Recently, Professor Feng Feng from the Department of Physics and the Experimental Teaching Center at our university, serving as the corresponding author, has published a research paper titled “Optimized O (αs2) Correction to Exclusive Double J/ψ Production at B Factories” in the esteemed physics journal Physical Review Letters (PRL). This marks another research achievement by Professor Feng Feng, following two previous articles where he served as the first author in the same journal. The research received support from the National Natural Science Foundation of China, the Sino-German Cooperation Fund, and involved collaboration with Jia Yu and his research group from the Institute of High Energy Physics, Chinese Academy of Sciences, as well as Sang Wenlong from the Strong Particle Physics Team at School of Physical Science and Technology, Southwest University.

The process of double J/ψ production at the Electron-Positron Collider serves as an ideal platform for investigating both perturbative and non-perturbative effects in Quantum Chromodynamics (QCD). Over the past two decades, it has been a focal point in QCD research. The process е+е-→j/ψ+j/ψ, despite possessing a highly clean experimental signal has not been detected to date. In 2008, researchers Gong Bin and Wang Jianxiong from the Institute of High Energy Physics calculated the next-to-leading-order QCD corrections for this process and discovered a significant negative correction at the single-loop level. This finding has been considered a partial explanation for the lack of experimental detection of this process.
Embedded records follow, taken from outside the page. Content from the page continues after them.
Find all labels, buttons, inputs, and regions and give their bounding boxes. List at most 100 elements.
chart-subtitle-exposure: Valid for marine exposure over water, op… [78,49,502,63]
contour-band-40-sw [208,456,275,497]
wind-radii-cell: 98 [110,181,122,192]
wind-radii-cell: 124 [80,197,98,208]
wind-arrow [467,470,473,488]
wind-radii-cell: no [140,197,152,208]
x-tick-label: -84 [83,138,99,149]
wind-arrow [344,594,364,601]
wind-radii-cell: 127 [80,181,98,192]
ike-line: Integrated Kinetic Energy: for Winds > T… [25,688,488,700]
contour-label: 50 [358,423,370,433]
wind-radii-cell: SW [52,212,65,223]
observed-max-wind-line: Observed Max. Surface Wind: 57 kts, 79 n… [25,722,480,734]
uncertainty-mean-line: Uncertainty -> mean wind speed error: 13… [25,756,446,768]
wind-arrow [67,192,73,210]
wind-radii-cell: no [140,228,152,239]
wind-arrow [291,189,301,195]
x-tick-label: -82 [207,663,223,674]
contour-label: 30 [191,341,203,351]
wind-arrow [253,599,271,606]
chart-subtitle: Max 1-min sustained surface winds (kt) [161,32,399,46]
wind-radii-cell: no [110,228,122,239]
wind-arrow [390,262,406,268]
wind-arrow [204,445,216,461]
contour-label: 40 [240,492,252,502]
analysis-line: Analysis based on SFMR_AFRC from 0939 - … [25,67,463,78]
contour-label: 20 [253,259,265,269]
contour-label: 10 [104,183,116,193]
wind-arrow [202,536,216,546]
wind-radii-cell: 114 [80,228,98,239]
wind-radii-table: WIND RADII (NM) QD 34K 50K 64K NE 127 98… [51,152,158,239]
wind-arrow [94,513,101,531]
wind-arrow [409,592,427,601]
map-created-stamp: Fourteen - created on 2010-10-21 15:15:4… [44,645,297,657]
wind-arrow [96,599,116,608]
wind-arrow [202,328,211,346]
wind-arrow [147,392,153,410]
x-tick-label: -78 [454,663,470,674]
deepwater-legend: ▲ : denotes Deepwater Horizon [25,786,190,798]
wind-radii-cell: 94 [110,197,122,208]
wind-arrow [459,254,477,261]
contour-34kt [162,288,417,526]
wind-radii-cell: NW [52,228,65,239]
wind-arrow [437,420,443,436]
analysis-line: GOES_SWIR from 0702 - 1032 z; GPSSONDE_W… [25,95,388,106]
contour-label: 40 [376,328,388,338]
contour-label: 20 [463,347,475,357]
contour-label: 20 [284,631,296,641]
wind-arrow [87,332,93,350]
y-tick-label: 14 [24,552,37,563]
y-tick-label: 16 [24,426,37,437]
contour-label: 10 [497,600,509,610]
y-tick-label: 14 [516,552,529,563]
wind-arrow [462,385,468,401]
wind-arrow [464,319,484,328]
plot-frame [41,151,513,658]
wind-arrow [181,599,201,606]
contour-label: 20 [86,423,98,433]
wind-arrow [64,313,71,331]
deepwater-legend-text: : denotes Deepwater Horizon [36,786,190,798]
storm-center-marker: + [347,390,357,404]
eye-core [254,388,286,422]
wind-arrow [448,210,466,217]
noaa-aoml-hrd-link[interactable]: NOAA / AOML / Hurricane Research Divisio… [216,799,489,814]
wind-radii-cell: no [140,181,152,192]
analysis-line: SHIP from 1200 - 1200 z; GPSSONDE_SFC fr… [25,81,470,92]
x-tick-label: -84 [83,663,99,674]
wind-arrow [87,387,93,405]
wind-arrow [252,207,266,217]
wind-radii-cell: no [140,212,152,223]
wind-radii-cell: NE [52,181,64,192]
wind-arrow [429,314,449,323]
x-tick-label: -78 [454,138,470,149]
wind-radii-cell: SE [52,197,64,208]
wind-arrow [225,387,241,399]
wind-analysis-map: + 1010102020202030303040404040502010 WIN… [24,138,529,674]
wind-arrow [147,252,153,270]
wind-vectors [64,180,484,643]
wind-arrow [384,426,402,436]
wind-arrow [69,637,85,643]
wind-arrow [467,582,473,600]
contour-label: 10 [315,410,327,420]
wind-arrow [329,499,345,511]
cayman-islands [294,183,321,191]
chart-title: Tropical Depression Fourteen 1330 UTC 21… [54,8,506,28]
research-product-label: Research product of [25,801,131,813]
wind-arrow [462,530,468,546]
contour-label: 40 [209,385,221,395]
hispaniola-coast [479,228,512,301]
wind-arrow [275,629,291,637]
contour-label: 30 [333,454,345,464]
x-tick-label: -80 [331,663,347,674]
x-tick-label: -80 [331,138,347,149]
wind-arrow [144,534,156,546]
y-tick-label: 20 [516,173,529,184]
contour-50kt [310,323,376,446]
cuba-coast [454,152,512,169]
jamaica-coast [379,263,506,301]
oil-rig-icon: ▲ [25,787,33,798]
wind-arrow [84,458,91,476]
Through careful analysis, the authors identified that the high-order Feynman diagrams for double J/ψ production through independent two-photon fragmentation are the main cause of the non-convergence of perturbation theory. Therefore, they proposed an improvement plan to decompose the perturbative fixed-order diagrams into fragmentation and non-fragmentation parts in a gauge-invariant way. For the fragmentation part, they used the experimentally precisely measured J/ψ lepton decay width as input, which is equivalent to re-summing all high-order corrections corresponding to the fragmentation part, effectively avoiding the non-convergence of the perturbative expansion. The contribution of the non-fragmentation part can be obtained through the traditional NRQCD factorization scheme. The study showed that the perturbative convergence of the optimized NRQCD predictions becomes very good. In the end, the authors provided the most accurate predictions for the J/ψ distribution and total cross-section to date. This theoretical research suggests that there is a promising possibility of observing this process in the future Super B Factories.